Wellesley’s Becca Kimball ’14 Pushes Her Limits at USRowing Pre-Elite Training Camp

August 9, 2013

In spring of this year, Becca Kimball ’14 was selected by coaches in the national governing body of rowing, USRowing, to participate in a national team development camp in the summer. Kimball was one of only eight women selected from across the country, and was the only athlete selected who was not from a Division I school. (Wellesley is DIII.)

The camp's goal, as described by the USRowing website, is to teach skills necessary to compete at the elite level by introducing and developing sculling, gaining fitness, and increasing strength-to-weight ratio. Athletes train intensely with 2-3 practices per day, with opportunities to scrimmage or race during the camp—all with an eye to developing athletes for the under-23 and senior national teams.

The camp began July 8 and culminates in competition at the Royal Canadian Henley Regatta in St. Catharine’s, Ontario, the weekend of August 10-11. Syracuse University Women’s Rowing Coach Justin Moore was head coach of the camp, which was run at the university’s rowing facility in Syracuse, N.Y. In a press release (where you might glimpse Kimball in the background of a video interview), Moore said, "Having these women row in doubles and learning how to scull and becoming competent in sculling boats increases their ability to have success in their post-collegiate rowing careers."

When camp invitations were announced in April, Boston.com ran a feature on Kimball and her transition from basketball star in high school and at Wellesley to up-and-coming rower on the national scene. Tessa Spillane, head coach of rowing at Wellesly, had recommended Kimball for selection based on her ergometer scores, skills, and potential. USRowing Coach Moore told Boston.com: “Our focus will be on making Becca and her teammates the best rowers they can be, and give them a big dose of experience that will help them realize what it takes to get to the next level, our U-23 team.”

Knowing that a rowing camp can be a physically and even emotionally taxing but often illuminating experience, we asked Kimball to send us a “letter from camp” to share a little of what it’s like.

Report from Becca Kimball at Training Camp

When first learning that I was one of ten rowers selected to attend a USRowing National Team training camp, I felt a wave of emotions: from surprise to excitement, to nerves, to intimidation. This emotional rollercoaster continued during the arduous preparation for the camp in the month of June and has rolled on during the camp itself.

Arriving at Syracuse University in the beginning of July for camp, I found that the other women came from Division I universities across the country and that I was one of the shortest participants, though standing 5 feet 11 inches. Yet, I realized that we all shared a common drive, a sincere desire to push ourselves to the limit. It reminded me of walking onto the Wellesley College campus for first-year orientation, and meeting hundreds of independent, bright young women, looking to excel in their respective passions.

This camp is devoted to conditioning and to developing our skills at sculling in doubles (two rowers to a boat, each with two oars) and we have three grueling practices each day. We begin at 7 a.m. on Onondaga Lake, doing speed work for two hours in our doubles to prepare for racing. Our second practice is at 11 a.m., and we work on technical rowing improvements, in doubles or singles. In between the two morning practices we refuel and rest in the Syracuse boathouse, and after the second practice everyone goes home for a few hours to recover. Our third practice is at 4 p.m. at the workout facility on the Syracuse campus, and we either row on the ergometer, run, bike, or do strength training. We are staying with host families, and mine has been incredibly welcoming and even cooks dinner for me every night. During our downtime I am often so exhausted that I nap and watch TV, but I have also been working on my applications for graduate school and my senior thesis in Spanish, as well as exploring Syracuse with my host sisters.

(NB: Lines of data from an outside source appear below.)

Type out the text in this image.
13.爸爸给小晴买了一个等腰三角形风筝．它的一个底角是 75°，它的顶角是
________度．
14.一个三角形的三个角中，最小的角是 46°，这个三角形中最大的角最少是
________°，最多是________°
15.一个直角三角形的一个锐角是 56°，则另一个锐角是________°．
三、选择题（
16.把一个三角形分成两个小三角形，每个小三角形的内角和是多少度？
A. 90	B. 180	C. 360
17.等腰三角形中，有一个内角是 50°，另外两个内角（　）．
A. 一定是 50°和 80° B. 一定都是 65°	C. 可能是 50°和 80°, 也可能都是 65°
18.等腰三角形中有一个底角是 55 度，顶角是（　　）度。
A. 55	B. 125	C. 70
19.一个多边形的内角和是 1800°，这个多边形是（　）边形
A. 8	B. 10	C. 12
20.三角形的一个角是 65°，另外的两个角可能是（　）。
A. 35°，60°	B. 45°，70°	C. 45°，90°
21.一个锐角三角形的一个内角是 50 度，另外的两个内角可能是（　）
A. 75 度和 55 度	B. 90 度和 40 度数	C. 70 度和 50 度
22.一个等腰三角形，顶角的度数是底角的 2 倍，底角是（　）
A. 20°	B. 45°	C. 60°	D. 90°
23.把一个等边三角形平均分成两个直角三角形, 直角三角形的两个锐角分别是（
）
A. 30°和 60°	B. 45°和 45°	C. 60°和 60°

The camp is extremely challenging. At times I do things that I did not know I was capable of, but I also have disheartening moments, when everything seems so out of reach. But that is exactly why I am here. To test myself in a way I never have before, to compete with the best in the country, and to see how far I can push myself when my mind is telling me to stop.

I am not sure what the future holds for me, in terms of rowing or life itself. But I do know that I will be coming back to Wellesley a more tested, confident individual. I will complete my majors in economics and Spanish, write my senior thesis, and hopefully help my team to a fifth consecutive trip to the NCAA National Rowing Championships.

Photo: Becca Kimball '14 (stroke) and Katie Fanikos of University of Virginia competing at Royal Canadian Henley Regatta 2013 by row2k.com.